Alligators' author: No blues for this Cowgirl

It's not so unusual for a successful writer to leave the bright lights of a big city and move to Charlottesville. Christopher Tilghman, Ann Beattie, Charles Wright, Rita Dove, and the recently arrived Barbara Ehrenreich have all answered this town's siren call.

It's a little less common for the writer, almost as soon as she arrives, to open a bookstore with the unlikely name "The Purple Alligators."

But that's what happened to Jeanette Caines, critically acclaimed author of five children's books and recent winner of a Lifetime Achievement Award from the Virginia Center for the Book, sponsor of the book festival taking place this week.

When Susan Coleman of the Virginia Foundation for the Humanities, which also sponsors the Festival, called Caines to announce that she had won the award, the response was emotional.

"I started crying and she started crying," recalled Caines recently in her Belmont kitchen.

The award follows several publishing successes. One of Caines' books has been translated into Japanese, another was selected as a Reading Rainbow Book, and a third is currently a featured selection of "Motheread," the national family literacy program.

Her books venture into unusual terrain for a children's author adoption, divorce, even unwanted advances from an overly affectionate uncle.

"She's really been in the forefront of dealing with difficult topics for young families," says Coleman.

Caines is a 25-year veteran of Harper and Row, where she worked in the children's department and was friendly with the house's star writers like Steven Kellogg, Shel Silverstein, and Maurice Sendak. She raised two children in New York and returns frequently to visit her daughter.

It was on the invitation of Roger McBride, grandson and book executor of Laura Ingalls Wilder, that New Yorker Caines paid a visit to Charlottesville in the late 1980s and did the unthinkable: She fell in love with a small southern town.

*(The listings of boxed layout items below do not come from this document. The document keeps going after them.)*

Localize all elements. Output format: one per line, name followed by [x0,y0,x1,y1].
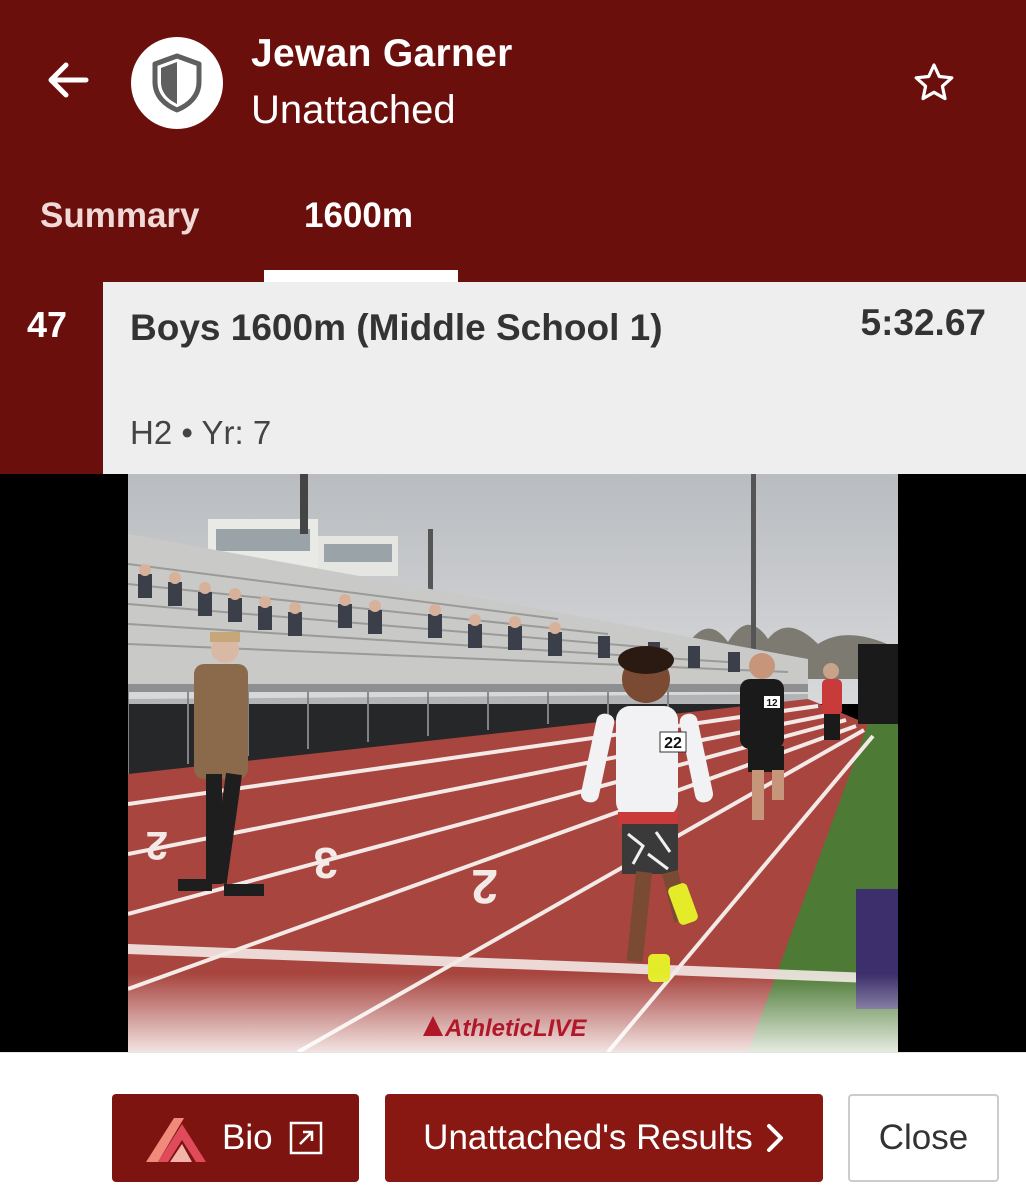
runner-bib: 12 [766,698,778,709]
lane-number: 3 [314,838,338,887]
shield-icon [152,53,202,113]
heat-year-meta: H2 • Yr: 7 [130,414,272,451]
place-cell: 47 [0,282,103,474]
star-outline-icon [914,63,954,101]
active-tab-indicator [264,270,458,282]
external-link-icon [289,1121,323,1155]
athleticlive-watermark: AthleticLIVE [423,1015,587,1042]
back-button[interactable] [40,52,96,108]
result-details: Boys 1600m (Middle School 1) 5:32.67 H2 … [103,282,1026,474]
athleticlive-logo-icon [146,1118,206,1162]
result-row[interactable]: 47 Boys 1600m (Middle School 1) 5:32.67 … [0,282,1026,474]
bio-label: Bio [222,1118,273,1157]
athlete-header: Jewan Garner Unattached Summary 1600m [0,0,1026,282]
race-photo[interactable]: 2 3 2 22 12 AthleticLIVE [128,474,898,1052]
tab-1600m[interactable]: 1600m [304,196,413,236]
athlete-name: Jewan Garner [251,32,513,75]
team-results-button[interactable]: Unattached's Results [385,1094,823,1182]
action-footer: Bio Unattached's Results Close [0,1052,1026,1200]
team-avatar [131,37,223,129]
chevron-right-icon [765,1122,785,1154]
arrow-left-icon [48,62,89,98]
tab-summary[interactable]: Summary [40,196,200,236]
place-number: 47 [27,304,68,345]
lane-number: 2 [146,823,168,867]
result-time: 5:32.67 [860,302,987,343]
lane-number: 2 [471,859,498,912]
bio-button[interactable]: Bio [112,1094,359,1182]
athlete-team: Unattached [251,88,456,132]
photo-viewer: 2 3 2 22 12 AthleticLIVE [0,474,1026,1052]
watermark-text: AthleticLIVE [444,1015,587,1042]
close-button[interactable]: Close [848,1094,999,1182]
favorite-button[interactable] [908,56,960,108]
team-results-label: Unattached's Results [423,1118,753,1157]
event-name: Boys 1600m (Middle School 1) [130,307,663,348]
runner-bib: 22 [664,735,682,752]
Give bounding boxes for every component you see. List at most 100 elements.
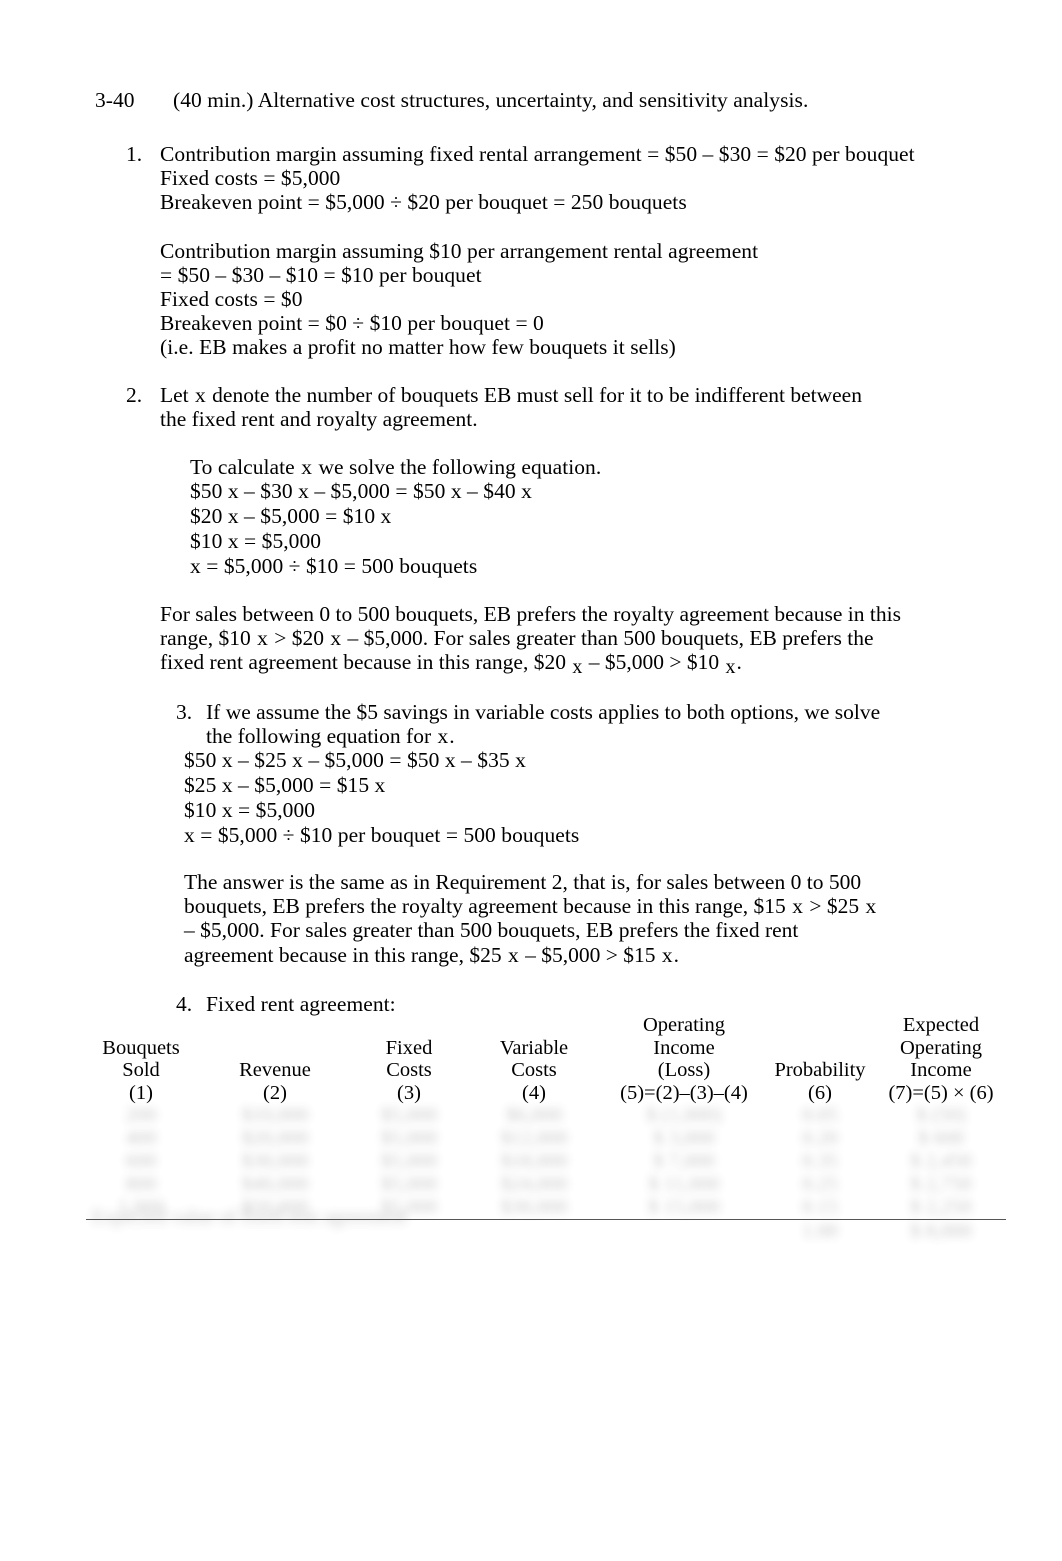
cell: $ 7,000: [653, 1150, 715, 1172]
cell: 0.25: [802, 1173, 838, 1195]
hdr-line: Sold: [122, 1059, 160, 1081]
item2-equation-3: $10 x = $5,000: [190, 529, 322, 553]
table-header-operating-income: Operating Income (Loss) (5)=(2)–(3)–(4): [604, 1014, 764, 1104]
hdr-line: Operating: [643, 1014, 725, 1036]
table-header: Bouquets Sold (1) Revenue (2) Fixed Cost…: [86, 1014, 1006, 1104]
cell: $ 2,450: [910, 1150, 972, 1172]
table-row: 200 $10,000 $5,000 $6,000 $ (1,000) 0.05…: [86, 1104, 1006, 1127]
cell: $40,000: [241, 1173, 309, 1195]
item2-equation-1: $50 x – $30 x – $5,000 = $50 x – $40 x: [190, 479, 532, 503]
hdr-line: Income: [653, 1036, 715, 1059]
cell: $30,000: [241, 1150, 309, 1172]
cell: $30,000: [500, 1196, 568, 1218]
cell: 1.00: [764, 1219, 876, 1243]
cell: $ 600: [917, 1127, 965, 1149]
item2-intro-variable: x: [195, 383, 206, 407]
item2-para-4: – $5,000 > $10: [588, 650, 720, 675]
item3-para-var4: x: [661, 942, 673, 967]
hdr-line: (6): [808, 1081, 832, 1104]
hdr-line: Expected: [902, 1014, 980, 1036]
item3-para-5: .: [673, 942, 679, 967]
item1-line7: Breakeven point = $0 ÷ $10 per bouquet =…: [160, 311, 544, 335]
item3-intro-a: If we assume the $5 savings in variable …: [206, 700, 881, 749]
cell: $ 2,250: [910, 1196, 972, 1218]
cell: $6,000: [505, 1104, 563, 1126]
table-header-variable-costs: Variable Costs (4): [464, 1014, 604, 1104]
item3-para-var1: x: [792, 894, 803, 919]
hdr-line: Operating: [900, 1036, 982, 1059]
problem-number: 3-40: [95, 88, 135, 112]
hdr-line: (1): [129, 1081, 153, 1104]
cell: [464, 1219, 604, 1243]
document-page: 3-40 (40 min.) Alternative cost structure…: [0, 0, 1062, 1561]
item1-line8: (i.e. EB makes a profit no matter how fe…: [160, 335, 676, 359]
cell: $18,000: [500, 1150, 568, 1172]
item3-para-var2: x: [865, 894, 877, 919]
table-row: 800 $40,000 $5,000 $24,000 $ 11,000 0.25…: [86, 1173, 1006, 1196]
item3-equation-4: x = $5,000 ÷ $10 per bouquet = 500 bouqu…: [184, 823, 580, 847]
hdr-line: (Loss): [657, 1059, 711, 1081]
hdr-line: (2): [263, 1081, 287, 1104]
table-header-fixed-costs: Fixed Costs (3): [354, 1014, 464, 1104]
table-row: 600 $30,000 $5,000 $18,000 $ 7,000 0.35 …: [86, 1150, 1006, 1173]
item1-line6: Fixed costs = $0: [160, 287, 303, 311]
item2-calc-a: To calculate: [190, 455, 295, 479]
list-number-2: 2.: [126, 383, 143, 407]
cell: 200: [125, 1104, 157, 1126]
item2-para-5: .: [736, 650, 742, 675]
hdr-line: Costs: [511, 1059, 557, 1081]
cell: [604, 1219, 764, 1243]
cell: 400: [125, 1127, 157, 1149]
cell: $24,000: [500, 1173, 568, 1195]
item3-para-var3: x: [507, 942, 519, 967]
item1-line2: Fixed costs = $5,000: [160, 166, 341, 190]
cell: $ (1,000): [646, 1104, 722, 1126]
list-number-3: 3.: [176, 700, 193, 724]
list-number-4: 4.: [176, 992, 193, 1016]
hdr-line: Bouquets: [102, 1036, 180, 1059]
table-row: 400 $20,000 $5,000 $12,000 $ 3,000 0.20 …: [86, 1127, 1006, 1150]
item2-calc-intro: To calculate x we solve the following eq…: [190, 455, 601, 479]
hdr-line: Revenue: [239, 1059, 311, 1081]
cell: $ 15,000: [648, 1196, 720, 1218]
cell: $5,000: [380, 1150, 438, 1172]
cell: 0.35: [802, 1150, 838, 1172]
cell: $ 3,000: [653, 1127, 715, 1149]
cell: $10,000: [241, 1104, 309, 1126]
hdr-line: (4): [522, 1081, 546, 1104]
item2-paragraph: For sales between 0 to 500 bouquets, EB …: [160, 602, 908, 678]
hdr-line: (7)=(5) × (6): [888, 1081, 994, 1104]
cell: $ 11,000: [648, 1173, 720, 1195]
item2-para-2: > $20: [274, 626, 325, 651]
cell: $5,000: [380, 1104, 438, 1126]
hdr-line: Income: [910, 1059, 972, 1081]
hdr-line: (3): [397, 1081, 421, 1104]
item4-label: Fixed rent agreement:: [206, 992, 396, 1016]
item1-line4: Contribution margin assuming $10 per arr…: [160, 239, 759, 263]
item3-paragraph: The answer is the same as in Requirement…: [184, 870, 884, 967]
item3-intro-b: .: [449, 724, 455, 749]
item2-calc-b: we solve the following equation.: [318, 455, 602, 479]
item1-line1: Contribution margin assuming fixed renta…: [160, 142, 915, 166]
cell: $ 2,750: [910, 1173, 972, 1195]
table-header-row: Bouquets Sold (1) Revenue (2) Fixed Cost…: [86, 1014, 1006, 1104]
cell: 0.15: [802, 1196, 838, 1218]
cell: 0.20: [802, 1127, 838, 1149]
item3-para-3: – $5,000. For sales greater than 500 bou…: [184, 918, 799, 967]
item3-para-1: The answer is the same as in Requirement…: [184, 870, 862, 919]
cell: 800: [125, 1173, 157, 1195]
item3-para-4: – $5,000 > $15: [525, 942, 656, 967]
item2-calc-variable: x: [301, 455, 312, 479]
hdr-line: Probability: [774, 1059, 866, 1081]
item3-equation-3: $10 x = $5,000: [184, 798, 316, 822]
item2-equation-4: x = $5,000 ÷ $10 = 500 bouquets: [190, 554, 478, 578]
item1-line5: = $50 – $30 – $10 = $10 per bouquet: [160, 263, 482, 287]
item3-equation-2: $25 x – $5,000 = $15 x: [184, 773, 386, 797]
hdr-line: Costs: [386, 1059, 432, 1081]
item2-equation-2: $20 x – $5,000 = $10 x: [190, 504, 392, 528]
item2-intro: Let x denote the number of bouquets EB m…: [160, 383, 882, 431]
cell: $ 8,000: [876, 1219, 1006, 1243]
hdr-line: Fixed: [385, 1036, 433, 1059]
cell: $20,000: [241, 1127, 309, 1149]
cell: $5,000: [380, 1127, 438, 1149]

In short order, Caines was a Charlottesville resident and owner of the "The Purple Alligators" in the purple-tiled storefront on West Main Street.

The shop folded after a year, one of at least three local bookstores that disappeared beneath the Barnes & Noble tsunami. But Caines doesn't bear a grudge against the mega-store. To hear her tell it, she now single-handedly keeps the behemoth afloat.

"I've told them, 'Please do not let me in! Do not let me cross that threshold!'" She sighs and gestures to her back door. "I have sat out on that deck and burned food up while reading."

When she's not reading (or burning food), Caines pursues an incongruous passion. This 65-year-old Harlem native loves country and western music.

"I always wanted to be a cowgirl," she said. "As a kid, I used to chew Tootsie Rolls and spit them like tobacco."

That's why western guitar lessons and a trip to Spain are in Caines' near future. After a devastating year in which she lost a half-dozen family members, including her son-in-law and her second husband, Tinsley Armistead, Caines says she's ready to stop grieving.

Coleman's phone call, she said, was a welcome ray of sunshine.

"It's just coming at the right time of my life," she says.

Just as a Lifetime Achievement Award should do.